Dec 15, 2011 blog post: Reflection, monition, idea, execution…
For a moment, I found myself lost in another person’s story and passion. After reading several nominees blogs, I had a thought. Could a shift in focus away from vestibular struggles help me through my vestibular struggles? Educating myself on other medical conditions and focusing on another person’s journey may be the best way for me to pull through my own condition.
Dec 18, 2011, I put together a video blog.
The 12-12-12 project was birthed and I got to work.
It wasn’t about MY story, MY journey, MY tragedy, MY hurt, MY pain, MY grief, MY loss!
It was about Their story, Their journey, Their tragedy, Their hurt, Their pain, Their grief, Their loss!
I became the person I needed that never came. I wanted to hear their stories, learn about their conditions and spread awareness! I became so invested in this project that I was often distracted by my own personal struggles living a vestibular disorder.
If I felt fatigued, I would think of Kim and her struggles living with a Budd- Chiari Syndrome, and the fatigue that engulfs her.
If I didn’t want to walk for exercise, I would think of Peachy living with a form of arthritis called Ankylosing spondylitis that requires her to exercise to maintain flexibility in her joints.
If I didn’t want to take a shower because I was down and depressed, I would think of my dear friend Blake. He would love to hop out of his wheelchair and jump into the shower, but Spinal Muscular Atrophy has taken that from him.
If I could choose a single lesson from this project to share with you, it would be this….

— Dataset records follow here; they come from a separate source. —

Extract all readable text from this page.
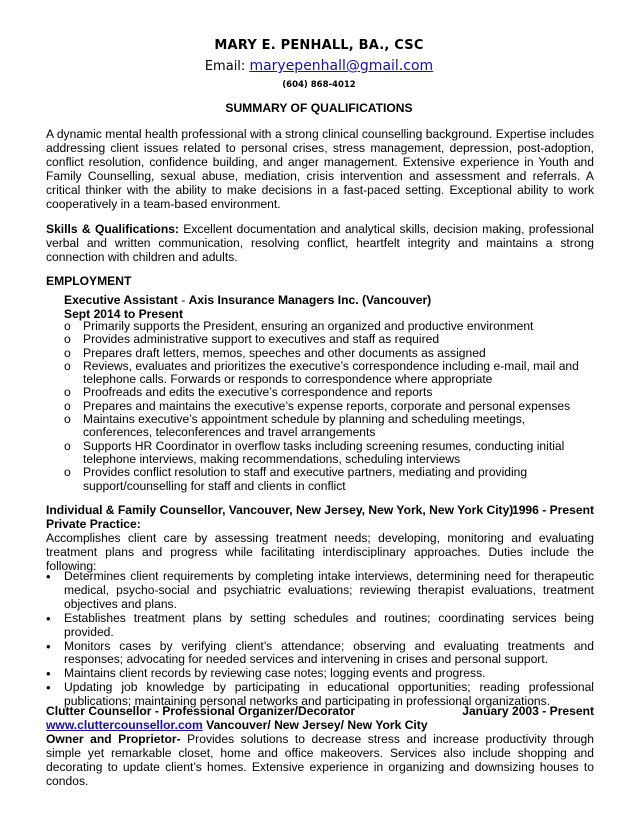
MARY E. PENHALL, BA., CSC
Email: maryepenhall@gmail.com
(604) 868-4012
SUMMARY OF QUALIFICATIONS
A dynamic mental health professional with a strong clinical counselling background. Expertise includes addressing client issues related to personal crises, stress management, depression, post-adoption, conflict resolution, confidence building, and anger management. Extensive experience in Youth and Family Counselling, sexual abuse, mediation, crisis intervention and assessment and referrals. A critical thinker with the ability to make decisions in a fast-paced setting. Exceptional ability to work cooperatively in a team-based environment.
Skills & Qualifications: Excellent documentation and analytical skills, decision making, professional verbal and written communication, resolving conflict, heartfelt integrity and maintains a strong connection with children and adults.
EMPLOYMENT
Executive Assistant - Axis Insurance Managers Inc. (Vancouver)
Sept 2014 to Present
o Primarily supports the President, ensuring an organized and productive environment
o Provides administrative support to executives and staff as required
o Prepares draft letters, memos, speeches and other documents as assigned
o Reviews, evaluates and prioritizes the executive’s correspondence including e-mail, mail and telephone calls. Forwards or responds to correspondence where appropriate
o Proofreads and edits the executive’s correspondence and reports
o Prepares and maintains the executive’s expense reports, corporate and personal expenses
o Maintains executive’s appointment schedule by planning and scheduling meetings, conferences, teleconferences and travel arrangements
o Supports HR Coordinator in overflow tasks including screening resumes, conducting initial telephone interviews, making recommendations, scheduling interviews
o Provides conflict resolution to staff and executive partners, mediating and providing support/counselling for staff and clients in conflict
Individual & Family Counsellor, Vancouver, New Jersey, New York, New York City)
1996 - Present
Private Practice:
Accomplishes client care by assessing treatment needs; developing, monitoring and evaluating treatment plans and progress while facilitating interdisciplinary approaches. Duties include the following:
• Determines client requirements by completing intake interviews, determining need for therapeutic medical, psycho-social and psychiatric evaluations; reviewing therapist evaluations, treatment objectives and plans.
• Establishes treatment plans by setting schedules and routines; coordinating services being provided.
• Monitors cases by verifying client’s attendance; observing and evaluating treatments and responses; advocating for needed services and intervening in crises and personal support.
• Maintains client records by reviewing case notes; logging events and progress.
• Updating job knowledge by participating in educational opportunities; reading professional publications; maintaining personal networks and participating in professional organizations.
Clutter Counsellor - Professional Organizer/Decorator	January 2003 - Present
www.cluttercounsellor.com Vancouver/ New Jersey/ New York City
Owner and Proprietor- Provides solutions to decrease stress and increase productivity through simple yet remarkable closet, home and office makeovers. Services also include shopping and decorating to update client’s homes. Extensive experience in organizing and downsizing houses to condos.
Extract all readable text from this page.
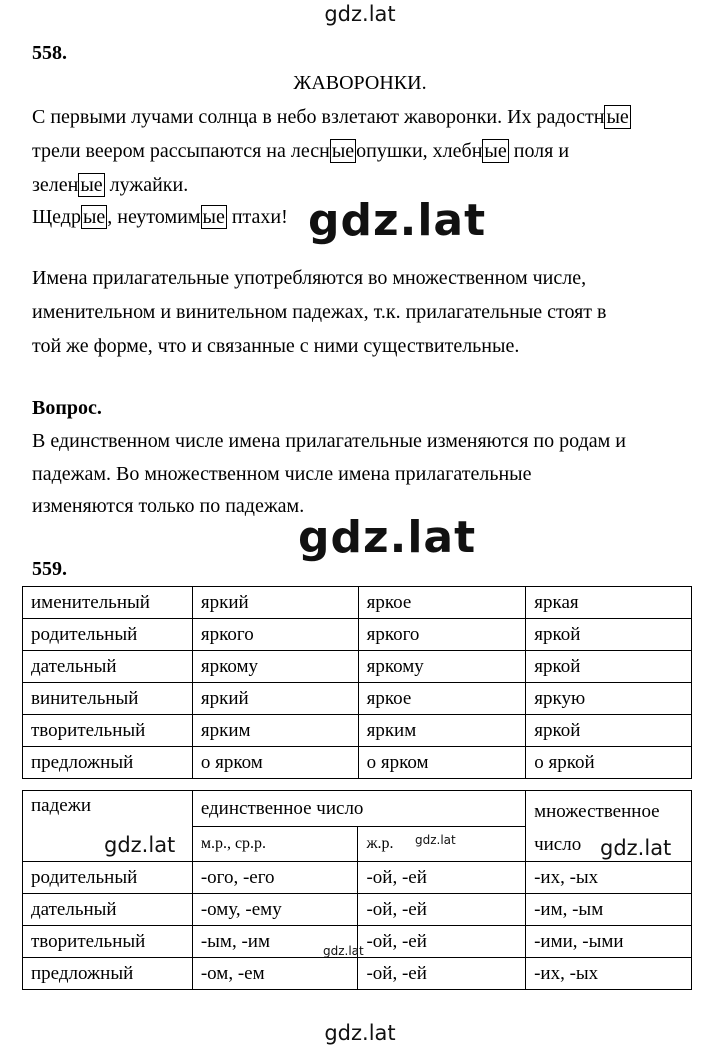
gdz.lat
gdz.lat
gdz.lat
558.
ЖАВОРОНКИ.
С первыми лучами солнца в небо взлетают жаворонки. Их радостн ые
трели веером рассыпаются на лесн ые опушки, хлебн ые поля и
зелен ые лужайки.
Щедр ые , неутомим ые птахи!
Имена прилагательные употребляются во множественном числе,
именительном и винительном падежах, т.к. прилагательные стоят в
той же форме, что и связанные с ними существительные.
Вопрос.
В единственном числе имена прилагательные изменяются по родам и
падежам. Во множественном числе имена прилагательные
изменяются только по падежам.
559.
именительный	яркий	яркое	яркая
родительный	яркого	яркого	яркой
дательный	яркому	яркому	яркой
винительный	яркий	яркое	яркую
творительный	ярким	ярким	яркой
предложный	о ярком	о ярком	о яркой
падежи	единственное число		множественное
число
	м.р., ср.р.	ж.р.	
родительный	-ого, -его	-ой, -ей	-их, -ых
дательный	-ому, -ему	-ой, -ей	-им, -ым
творительный	-ым, -им	-ой, -ей	-ими, -ыми
предложный	-ом, -ем	-ой, -ей	-их, -ых
gdz.lat	gdz.lat	gdz.lat
gdz.lat
gdz.lat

Actively search for and wholeheartedly listen to another persons story. You will create a synergy of emotional healing for the both of you! There is power in numbers.
Thank you to EACH project member for opening yourselves up to share your story.
January: Blake Watson
Condition: Spinal Muscular Atrophy
February: Kim M.
Condition: Budd-Chiari Syndrome
March: Amy Gurowitz
April: Rhiann Johns ( Thank you to Mrs. Johns!:)
Condition: Long-standing brain stem lesion and spastic paraparesis
May: Sara Gorman
June: Dale Lehn
Condition: Chronic Pain
Condition: Ankylosing spondylitis
August: Sarah Levis
Condition: Arteriovenous malformations (AVM)
September: Sarah Mills
Condition: Severe multiple allergies, covering asthma, hay fever, eczema, food allergies and Multiple Chemical Sensitivity (MCS)
October and November: Andi and Jett Durkin
Condition: Down Syndrome
December: Pam Sloate
From the bottom of my heart, I love you all and THANK YOU for disabling my life autopilot, putting me back on the right side of the road, and keeping me from a head on collision.